Ah yes, the young ones. Exasperating though it may be for a sport to have its stars disappear after just one comet-like season, the possibility of so soon linking up a new generation offers a fascination quite unlike other activities. “So the foals will appear in 2011,” Oxx ponders owlishly as Keredari and the others continue their walk past the great golden-splashed, sweet-almond smelling gorse bushes which are such a feature of the Curragh plain at this time of year. “That means they will be yearlings in 2012, two year olds in 2013 and by 2014……..”
His voice trails off at the sheer pleasure of the thought. In four years time some of those horses beside him will be sons of the great one who walked there before. They may have parts of him; his head, his colour, his frame, even that bold look in his eye, but will any of them have even half the physical and mental perfection that pulled it all together.
“This is one of the great attractions of the game,” says John Oxx. “At the moment I think you can stress too much on betting, betting, betting. We need to push the horse and its background and all the fascination that this brings. Sure it is often just one blazing summer but because it is short does not lessen it. You don’t need them to go on and on. They have another career to see if they can leave any mark on the breed. I think it will be very interesting to follow that.”

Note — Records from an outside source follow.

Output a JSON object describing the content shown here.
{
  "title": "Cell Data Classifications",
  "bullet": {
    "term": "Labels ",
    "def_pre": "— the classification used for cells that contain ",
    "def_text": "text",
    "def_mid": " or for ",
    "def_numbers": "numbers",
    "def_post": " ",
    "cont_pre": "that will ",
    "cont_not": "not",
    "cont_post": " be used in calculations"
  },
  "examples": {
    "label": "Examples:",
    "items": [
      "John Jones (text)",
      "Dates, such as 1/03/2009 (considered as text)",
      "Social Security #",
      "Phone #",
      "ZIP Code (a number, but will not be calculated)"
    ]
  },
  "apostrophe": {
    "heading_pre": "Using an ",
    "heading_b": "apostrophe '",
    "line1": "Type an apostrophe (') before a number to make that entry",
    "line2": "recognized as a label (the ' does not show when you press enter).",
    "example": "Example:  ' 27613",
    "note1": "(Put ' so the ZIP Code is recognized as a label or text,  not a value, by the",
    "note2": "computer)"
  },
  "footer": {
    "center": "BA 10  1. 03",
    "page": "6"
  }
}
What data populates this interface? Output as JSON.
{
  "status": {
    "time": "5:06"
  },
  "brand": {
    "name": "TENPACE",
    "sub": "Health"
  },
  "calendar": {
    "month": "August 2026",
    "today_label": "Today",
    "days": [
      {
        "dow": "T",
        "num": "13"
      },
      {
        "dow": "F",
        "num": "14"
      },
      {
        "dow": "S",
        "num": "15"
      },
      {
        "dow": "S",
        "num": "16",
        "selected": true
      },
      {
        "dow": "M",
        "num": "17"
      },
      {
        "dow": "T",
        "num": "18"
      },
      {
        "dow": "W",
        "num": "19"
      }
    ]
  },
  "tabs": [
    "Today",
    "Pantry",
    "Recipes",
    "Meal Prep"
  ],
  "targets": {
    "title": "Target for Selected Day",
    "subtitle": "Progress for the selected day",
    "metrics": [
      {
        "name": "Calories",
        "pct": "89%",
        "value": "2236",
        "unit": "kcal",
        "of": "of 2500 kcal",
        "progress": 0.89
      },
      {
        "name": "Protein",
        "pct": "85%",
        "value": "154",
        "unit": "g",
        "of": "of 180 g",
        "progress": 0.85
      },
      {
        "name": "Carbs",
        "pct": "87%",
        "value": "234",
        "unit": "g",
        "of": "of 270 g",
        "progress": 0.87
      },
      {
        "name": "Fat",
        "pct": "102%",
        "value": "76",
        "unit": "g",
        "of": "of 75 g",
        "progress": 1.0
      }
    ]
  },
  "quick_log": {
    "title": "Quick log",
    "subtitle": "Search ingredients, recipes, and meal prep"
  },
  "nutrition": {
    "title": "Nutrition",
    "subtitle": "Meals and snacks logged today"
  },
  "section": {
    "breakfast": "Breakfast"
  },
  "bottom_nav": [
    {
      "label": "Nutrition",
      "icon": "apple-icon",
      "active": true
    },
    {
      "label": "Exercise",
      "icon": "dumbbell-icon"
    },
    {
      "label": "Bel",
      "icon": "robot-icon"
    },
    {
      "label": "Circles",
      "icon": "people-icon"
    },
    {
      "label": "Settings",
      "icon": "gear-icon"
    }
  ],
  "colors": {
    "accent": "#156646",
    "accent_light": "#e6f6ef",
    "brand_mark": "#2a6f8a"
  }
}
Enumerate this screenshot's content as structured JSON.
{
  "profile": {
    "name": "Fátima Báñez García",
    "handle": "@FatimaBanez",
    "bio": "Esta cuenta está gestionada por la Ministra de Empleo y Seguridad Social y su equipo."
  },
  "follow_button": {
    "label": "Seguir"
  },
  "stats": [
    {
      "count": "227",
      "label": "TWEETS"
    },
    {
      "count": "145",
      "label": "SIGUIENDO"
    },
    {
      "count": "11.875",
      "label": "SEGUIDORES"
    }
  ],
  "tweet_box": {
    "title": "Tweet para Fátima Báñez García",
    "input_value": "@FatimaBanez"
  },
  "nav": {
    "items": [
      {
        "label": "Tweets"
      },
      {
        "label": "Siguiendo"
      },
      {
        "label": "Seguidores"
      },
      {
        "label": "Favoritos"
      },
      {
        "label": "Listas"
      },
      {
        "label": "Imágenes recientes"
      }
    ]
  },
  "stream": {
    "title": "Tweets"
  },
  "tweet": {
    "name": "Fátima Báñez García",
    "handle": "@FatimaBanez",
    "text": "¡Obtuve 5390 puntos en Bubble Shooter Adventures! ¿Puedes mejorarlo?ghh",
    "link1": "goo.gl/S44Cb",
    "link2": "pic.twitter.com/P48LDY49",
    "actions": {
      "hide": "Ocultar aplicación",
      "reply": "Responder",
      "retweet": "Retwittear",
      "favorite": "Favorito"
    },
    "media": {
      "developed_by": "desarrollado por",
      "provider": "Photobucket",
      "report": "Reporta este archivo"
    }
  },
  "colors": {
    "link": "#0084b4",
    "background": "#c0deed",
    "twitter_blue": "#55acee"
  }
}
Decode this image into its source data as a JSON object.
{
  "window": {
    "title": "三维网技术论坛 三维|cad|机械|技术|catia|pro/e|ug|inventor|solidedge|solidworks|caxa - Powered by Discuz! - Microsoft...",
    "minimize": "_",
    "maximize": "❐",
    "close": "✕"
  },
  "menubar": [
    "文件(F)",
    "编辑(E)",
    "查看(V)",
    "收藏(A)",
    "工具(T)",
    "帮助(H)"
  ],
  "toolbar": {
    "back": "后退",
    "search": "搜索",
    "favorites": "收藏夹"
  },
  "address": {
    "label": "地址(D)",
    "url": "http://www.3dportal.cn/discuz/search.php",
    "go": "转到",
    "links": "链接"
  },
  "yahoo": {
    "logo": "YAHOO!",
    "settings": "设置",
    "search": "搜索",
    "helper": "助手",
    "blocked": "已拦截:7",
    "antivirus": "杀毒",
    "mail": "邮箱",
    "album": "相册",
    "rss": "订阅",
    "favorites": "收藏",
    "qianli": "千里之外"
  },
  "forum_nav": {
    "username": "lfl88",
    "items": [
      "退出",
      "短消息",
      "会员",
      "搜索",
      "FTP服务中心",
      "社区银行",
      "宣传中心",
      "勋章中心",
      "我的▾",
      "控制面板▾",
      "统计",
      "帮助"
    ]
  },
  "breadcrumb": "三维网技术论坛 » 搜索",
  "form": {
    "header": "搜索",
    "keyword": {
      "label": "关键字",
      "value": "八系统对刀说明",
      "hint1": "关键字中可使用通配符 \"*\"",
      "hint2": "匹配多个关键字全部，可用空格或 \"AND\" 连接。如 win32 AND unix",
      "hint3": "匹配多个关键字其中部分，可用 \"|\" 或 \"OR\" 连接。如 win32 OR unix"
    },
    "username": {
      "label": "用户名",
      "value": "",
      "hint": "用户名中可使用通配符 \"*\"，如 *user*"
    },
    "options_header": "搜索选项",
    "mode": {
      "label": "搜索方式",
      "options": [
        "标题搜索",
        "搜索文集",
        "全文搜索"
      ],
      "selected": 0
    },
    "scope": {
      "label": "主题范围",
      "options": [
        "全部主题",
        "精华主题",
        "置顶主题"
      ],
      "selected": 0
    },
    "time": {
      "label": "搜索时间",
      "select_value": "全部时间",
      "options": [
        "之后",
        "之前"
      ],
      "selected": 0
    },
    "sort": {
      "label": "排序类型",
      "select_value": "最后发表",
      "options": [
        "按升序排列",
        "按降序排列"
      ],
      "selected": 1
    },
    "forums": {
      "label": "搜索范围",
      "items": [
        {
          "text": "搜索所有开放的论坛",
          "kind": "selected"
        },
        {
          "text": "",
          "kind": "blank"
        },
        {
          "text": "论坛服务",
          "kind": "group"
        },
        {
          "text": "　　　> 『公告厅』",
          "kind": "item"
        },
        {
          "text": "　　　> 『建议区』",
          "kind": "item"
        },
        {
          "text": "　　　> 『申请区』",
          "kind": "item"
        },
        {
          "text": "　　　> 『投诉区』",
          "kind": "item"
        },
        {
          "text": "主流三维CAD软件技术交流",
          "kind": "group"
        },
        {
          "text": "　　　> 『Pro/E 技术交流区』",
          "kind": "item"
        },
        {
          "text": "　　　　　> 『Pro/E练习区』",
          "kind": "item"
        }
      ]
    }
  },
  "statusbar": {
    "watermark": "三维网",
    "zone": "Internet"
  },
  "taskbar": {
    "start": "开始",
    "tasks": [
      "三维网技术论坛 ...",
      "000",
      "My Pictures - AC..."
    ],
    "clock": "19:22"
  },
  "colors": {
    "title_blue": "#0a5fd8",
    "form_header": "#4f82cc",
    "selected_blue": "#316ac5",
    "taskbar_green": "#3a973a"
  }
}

He is not alone in his view and the fact that the BBC cameras also made the trek to see Sea The Stars at Gilltown last week means that the millions of Derby Day viewers will also be bewitched by the glorious location and mind boggling economics of this attempt at reproducing magic on the hoof. We racefans may still feel bereft that true tests between the generations can never consistently happen in flat racing where an all conquering superstar can become what one famous American sportswriter eloquently dubbed –“that ultimate absurdity, a racehorse too valuable to race.” But the game is what it is and we all have to make the best of it – and that includes the horses.
Pat Downes is not prone to silly statements which is a good thing considering the potential for endless archness in his position. However there was a moment when he raised an eyebrow last week after Sea The Stars had been returned to his box and then Azamour and Dalakhani were each led gently back past the lake to ready themselves for that night’s Casanova session. “If only,” Pat said quizzically, “if only horses knew the rewards on offer.”